Google is sunsetting its Google Shopping mobile app

“Within the next few weeks, we’ll no longer be supporting the Shopping app,” a Google spokesperson told 9to5Google. “All of the functionality the app offered users is available on the Shopping tab. We’ll continue building features within the Shopping tab and other Google surfaces, including the Google app, that make it easy for people to discover and shop for the products they love.” - via

Why is Google already killing an app that it just released 19 months ago?

The Google Shopping service has been a rough proposition for users—starting in 2012, it has been nothing but an ad vector that exclusively showed "paid listings" and no organic results whatsoever. This made some sense as a service that showed advertisements in little embedded boxes in search results, but it was unclear why a user would download an app that exclusively shows ads.

In April 2020, Google Shopping gave up on the "paid listings only" policy and started listing anyone that signed up on the "Google Merchant Center." The Merchant Center has retailers generate and send Google a product data feed, which is used for the search results. This means Google Shopping still isn't a spider-driven search engine the way Google Search is. Google Search does it best to find, catalog, and index the world's data, while Google Shopping doesn't go out of its way to index the web; it only cares about businesses that send it data feeds. This can lead to woefully inadequate listings for some searches, especially for companies Google doesn't like. For instance, a search for "Amazon Echo" will never list an result in the Shopping search results (Amazon is welcome to buy an ad, though). - via

I’ve said it before, and I’ll say it again. Shopping is such a missed opportunity for Google.

Taking Stock With Teens

I’ll highlight a few of the items I found most interesting from the study:

  • Cash is the top payment method, followed by Apple Pay.

Credit cards are the thoughtless default of most online retailers. If you target teens, are you offering the payment options they want?

  • 88% of teens own an iPhone and 90% expect an iPhone to be their next phone.
  • Racial Equality is 3x more important of a social cause than Black Lives Matter.

If you are a brand aligning yourself with a cultural cause, it might be easy to connect with a particular organization. But there may be downsides to that approach.
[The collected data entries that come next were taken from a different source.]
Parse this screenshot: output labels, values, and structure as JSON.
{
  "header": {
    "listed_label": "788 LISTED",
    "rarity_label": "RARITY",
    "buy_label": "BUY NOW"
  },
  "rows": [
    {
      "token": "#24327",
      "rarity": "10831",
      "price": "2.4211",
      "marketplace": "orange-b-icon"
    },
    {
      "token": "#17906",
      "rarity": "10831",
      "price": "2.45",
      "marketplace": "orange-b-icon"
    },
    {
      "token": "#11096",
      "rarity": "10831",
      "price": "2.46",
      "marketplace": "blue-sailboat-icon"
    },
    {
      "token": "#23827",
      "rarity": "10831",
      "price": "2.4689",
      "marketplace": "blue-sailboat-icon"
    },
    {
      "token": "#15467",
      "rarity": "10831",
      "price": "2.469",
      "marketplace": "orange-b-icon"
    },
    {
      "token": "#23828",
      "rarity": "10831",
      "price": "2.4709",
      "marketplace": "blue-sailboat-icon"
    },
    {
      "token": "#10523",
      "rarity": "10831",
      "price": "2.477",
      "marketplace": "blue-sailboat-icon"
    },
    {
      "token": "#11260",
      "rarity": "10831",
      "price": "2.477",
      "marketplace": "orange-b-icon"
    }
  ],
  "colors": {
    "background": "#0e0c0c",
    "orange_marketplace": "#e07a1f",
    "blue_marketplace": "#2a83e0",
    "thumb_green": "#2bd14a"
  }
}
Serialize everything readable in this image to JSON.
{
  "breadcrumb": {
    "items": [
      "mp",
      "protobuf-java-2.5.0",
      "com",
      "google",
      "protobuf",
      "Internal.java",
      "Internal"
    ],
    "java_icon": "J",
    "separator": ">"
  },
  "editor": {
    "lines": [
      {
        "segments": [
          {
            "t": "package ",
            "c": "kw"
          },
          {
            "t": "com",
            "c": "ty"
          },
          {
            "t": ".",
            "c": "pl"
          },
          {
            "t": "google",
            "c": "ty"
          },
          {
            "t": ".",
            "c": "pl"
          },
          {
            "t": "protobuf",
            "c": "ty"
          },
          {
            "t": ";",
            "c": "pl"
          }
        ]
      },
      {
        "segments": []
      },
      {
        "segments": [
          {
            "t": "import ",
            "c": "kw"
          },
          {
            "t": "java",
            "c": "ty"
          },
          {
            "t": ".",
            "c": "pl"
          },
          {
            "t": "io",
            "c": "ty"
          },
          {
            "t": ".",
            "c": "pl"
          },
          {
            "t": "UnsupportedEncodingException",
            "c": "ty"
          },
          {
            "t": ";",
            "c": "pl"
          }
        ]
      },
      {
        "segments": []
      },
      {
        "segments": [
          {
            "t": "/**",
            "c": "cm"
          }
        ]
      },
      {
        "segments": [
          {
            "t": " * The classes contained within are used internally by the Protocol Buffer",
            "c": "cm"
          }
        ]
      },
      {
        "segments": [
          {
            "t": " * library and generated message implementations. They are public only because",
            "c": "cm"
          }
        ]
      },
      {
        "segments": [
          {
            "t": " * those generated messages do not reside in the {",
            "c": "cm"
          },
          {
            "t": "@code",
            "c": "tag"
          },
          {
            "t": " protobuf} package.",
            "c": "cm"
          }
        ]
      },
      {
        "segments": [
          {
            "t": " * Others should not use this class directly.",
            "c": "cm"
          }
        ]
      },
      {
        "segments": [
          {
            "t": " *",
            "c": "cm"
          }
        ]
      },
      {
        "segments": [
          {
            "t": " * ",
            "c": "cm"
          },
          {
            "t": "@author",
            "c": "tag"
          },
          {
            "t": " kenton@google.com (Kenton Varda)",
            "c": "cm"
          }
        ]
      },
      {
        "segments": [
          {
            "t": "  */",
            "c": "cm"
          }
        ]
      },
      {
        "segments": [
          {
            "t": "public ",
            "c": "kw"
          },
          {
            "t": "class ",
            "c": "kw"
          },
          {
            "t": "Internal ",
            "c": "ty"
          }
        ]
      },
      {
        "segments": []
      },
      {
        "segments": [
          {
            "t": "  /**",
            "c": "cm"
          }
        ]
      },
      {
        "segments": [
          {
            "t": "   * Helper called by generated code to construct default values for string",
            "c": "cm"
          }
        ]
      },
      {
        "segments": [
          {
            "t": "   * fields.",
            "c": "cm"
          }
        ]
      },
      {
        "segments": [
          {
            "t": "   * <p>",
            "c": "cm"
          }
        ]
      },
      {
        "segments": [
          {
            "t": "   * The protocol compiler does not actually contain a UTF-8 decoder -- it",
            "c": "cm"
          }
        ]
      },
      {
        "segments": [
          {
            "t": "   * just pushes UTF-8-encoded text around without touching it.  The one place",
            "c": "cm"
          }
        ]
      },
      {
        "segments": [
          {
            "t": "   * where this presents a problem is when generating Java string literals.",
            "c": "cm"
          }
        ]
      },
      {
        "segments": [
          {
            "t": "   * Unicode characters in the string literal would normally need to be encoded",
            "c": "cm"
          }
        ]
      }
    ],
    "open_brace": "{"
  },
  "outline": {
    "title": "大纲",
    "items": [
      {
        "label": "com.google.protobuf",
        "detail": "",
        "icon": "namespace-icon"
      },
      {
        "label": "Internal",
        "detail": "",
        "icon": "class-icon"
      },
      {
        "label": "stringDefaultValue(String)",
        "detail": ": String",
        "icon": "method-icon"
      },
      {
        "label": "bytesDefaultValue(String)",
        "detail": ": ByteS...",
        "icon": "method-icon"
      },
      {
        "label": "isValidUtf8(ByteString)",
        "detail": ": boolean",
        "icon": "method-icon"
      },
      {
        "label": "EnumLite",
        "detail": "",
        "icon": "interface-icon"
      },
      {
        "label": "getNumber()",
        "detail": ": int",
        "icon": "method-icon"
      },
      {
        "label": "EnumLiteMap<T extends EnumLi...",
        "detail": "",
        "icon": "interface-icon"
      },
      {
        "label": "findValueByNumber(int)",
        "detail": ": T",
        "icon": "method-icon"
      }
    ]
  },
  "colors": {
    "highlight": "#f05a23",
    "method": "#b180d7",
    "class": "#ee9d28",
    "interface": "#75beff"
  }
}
But that isn’t all we learned about Gen Z this week. Sitecore released a study of how consumer behavior of Gen Z changed during the pandemic and here are their findings:

  • 80% are more willing to try new brands online since the pandemic
  • 63% have less patience with slow or poorly functioning websites
  • 57% are less loyal now to brands than before the pandemic
  • 37% either abandon a purchase or post a negative review with a poor digital shopping experience //

Get your website in order because Gen Z don’t eff around.

Quick Hits 🥊

  • A few weeks ago, Buffer added Instagram engagement features to its platform. This week they expanded those features to include Facebook too.
  • Unbounce released their 2021 Conversion Benchmark Report this week, which is stocked full of good data points.
  • Google Chrome announce some new features, including collapsible tab groups, linking to highlighted text, and much-needed performance improvements.
  • Speaking of Chrome, we have covered how other browsers would need to opt-in to Google’s new proposed advertising technology, FLoC. Yeah, well, it turns out no one is doing that.